BAR HARBOR, Maine (April 29, 2014) Bar Harbor Bankshares (NYSE MKT: BHB) (the “Company”) the parent company of Bar Harbor Bank & Trust (the “Bank”), today announced record net income of $3.8 million for the first quarter of 2014, representing an increase of $571 thousand, or 17.8%, compared with the first quarter of 2013. The Company also reported record diluted earnings per share of $0.95 for the quarter compared with $0.82 for the first quarter of 2013, representing an increase of $0.13, or 15.9%. The Company’s annualized return on average shareholders’ equity amounted to 12.06% for the quarter, up from 10.14% in the first quarter of 2013. The Company’s first quarter return on average assets amounted to 1.11%, up from 1.00% in the first quarter of 2013.


In making the announcement, the Company’s President and Chief Executive Officer, Curtis C. Simard, commented, “We are pleased to have carried our 2013 momentum forward into 2014 with the announcement of our best quarterly earnings on record.  Our first quarter performance was highlighted by a $1.3 million or 13.9% increase in net interest income and a nineteen basis point improvement in the net interest margin, compared with the first quarter of last year.
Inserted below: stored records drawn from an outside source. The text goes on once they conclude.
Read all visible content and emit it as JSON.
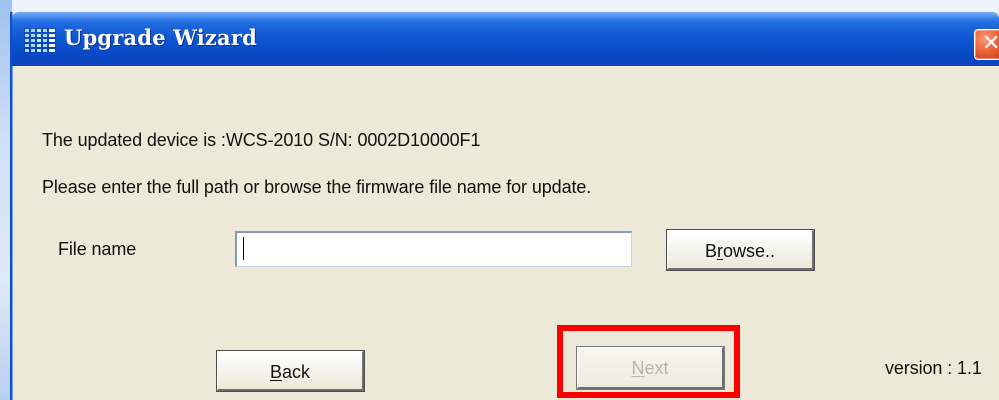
{
  "window": {
    "title": "Upgrade Wizard",
    "close_icon_glyph": "✕"
  },
  "content": {
    "device_line": "The updated device is :WCS-2010 S/N: 0002D10000F1",
    "instruction_line": "Please enter the full path or browse the firmware file name for update.",
    "file_name_label": "File name",
    "file_name_value": "",
    "version_label": "version : 1.1"
  },
  "buttons": {
    "browse_before": "B",
    "browse_mnemonic": "r",
    "browse_after": "owse..",
    "back_mnemonic": "B",
    "back_after": "ack",
    "next_mnemonic": "N",
    "next_after": "ext"
  },
  "colors": {
    "titlebar": "#0a4ac6",
    "window_background": "#ece9d8",
    "highlight": "#ff0000",
    "disabled_text": "#b7b4a8"
  },
  "icons": {
    "app_icon": "upgrade-wizard-app-icon",
    "close_icon": "close-icon"
  }
}
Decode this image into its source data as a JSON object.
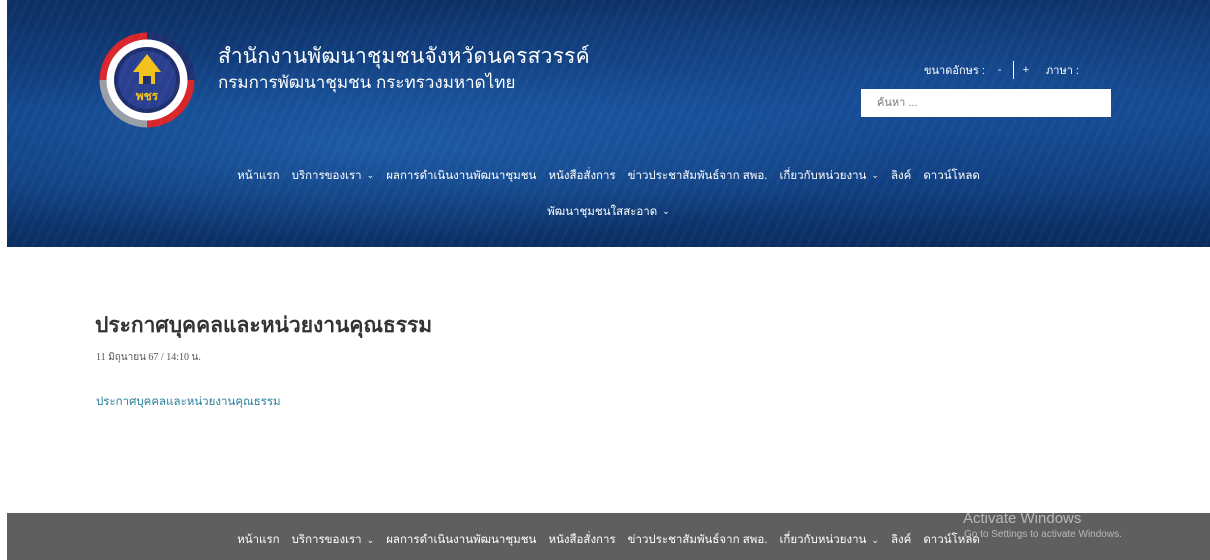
{
  "header": {
    "title": "สำนักงานพัฒนาชุมชนจังหวัดนครสวรรค์",
    "subtitle": "กรมการพัฒนาชุมชน กระทรวงมหาดไทย",
    "logo_text": "พชร"
  },
  "tools": {
    "font_size_label": "ขนาดอักษร :",
    "decrease": "-",
    "increase": "+",
    "language_label": "ภาษา :"
  },
  "search": {
    "placeholder": "ค้นหา ..."
  },
  "nav": {
    "items": [
      {
        "label": "หน้าแรก",
        "has_dropdown": false
      },
      {
        "label": "บริการของเรา",
        "has_dropdown": true
      },
      {
        "label": "ผลการดำเนินงานพัฒนาชุมชน",
        "has_dropdown": false
      },
      {
        "label": "หนังสือสั่งการ",
        "has_dropdown": false
      },
      {
        "label": "ข่าวประชาสัมพันธ์จาก สพอ.",
        "has_dropdown": false
      },
      {
        "label": "เกี่ยวกับหน่วยงาน",
        "has_dropdown": true
      },
      {
        "label": "ลิงค์",
        "has_dropdown": false
      },
      {
        "label": "ดาวน์โหลด",
        "has_dropdown": false
      },
      {
        "label": "พัฒนาชุมชนใสสะอาด",
        "has_dropdown": true
      }
    ],
    "chevron": "⌄"
  },
  "content": {
    "title": "ประกาศบุคคลและหน่วยงานคุณธรรม",
    "date": "11 มิถุนายน 67 / 14:10 น.",
    "link_text": "ประกาศบุคคลและหน่วยงานคุณธรรม"
  },
  "footer_nav": {
    "items": [
      "หน้าแรก",
      "บริการของเรา",
      "ผลการดำเนินงานพัฒนาชุมชน",
      "หนังสือสั่งการ",
      "ข่าวประชาสัมพันธ์จาก สพอ.",
      "เกี่ยวกับหน่วยงาน",
      "ลิงค์",
      "ดาวน์โหลด"
    ]
  },
  "watermark": {
    "line1": "Activate Windows",
    "line2": "Go to Settings to activate Windows."
  },
  "colors": {
    "header_dark": "#0d2f63",
    "header_mid": "#124488",
    "footer": "#5f5f5f",
    "link": "#2a7f9a",
    "logo_red": "#d9262b",
    "logo_navy": "#1e2f6e",
    "logo_gold": "#f2c21a"
  },
  "icons": {
    "logo": "cdd-emblem-icon",
    "chevron": "chevron-down-icon"
  }
}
We also continued to focus on the management of our operating expenses and are pleased to report a first quarter efficiency ratio of 53.6%, compared with 55.3% in the first quarter of last year.”


Mr. Simard continued, “We are also pleased to report that the credit quality of our loan portfolio remained relatively stable during the first quarter. While total non-performing loans were up modestly from year-end 2013, delinquent loans and other potential problem loans posted meaningful declines.  Similarly, our first quarter net loan charge-offs were down 46.8%, from the same quarter last year.”


In concluding, Mr. Simard added, “Competition remains brisk, however, our brand remains well received and we continue to focus on the customer experience.  Our efforts to balance growth and earnings are evident in our performance measures and continue to deliver for our shareholders including our recently announced twelfth consecutive cash dividend increase and accompanying three-for-two stock-split payable in the form of a large stock dividend.”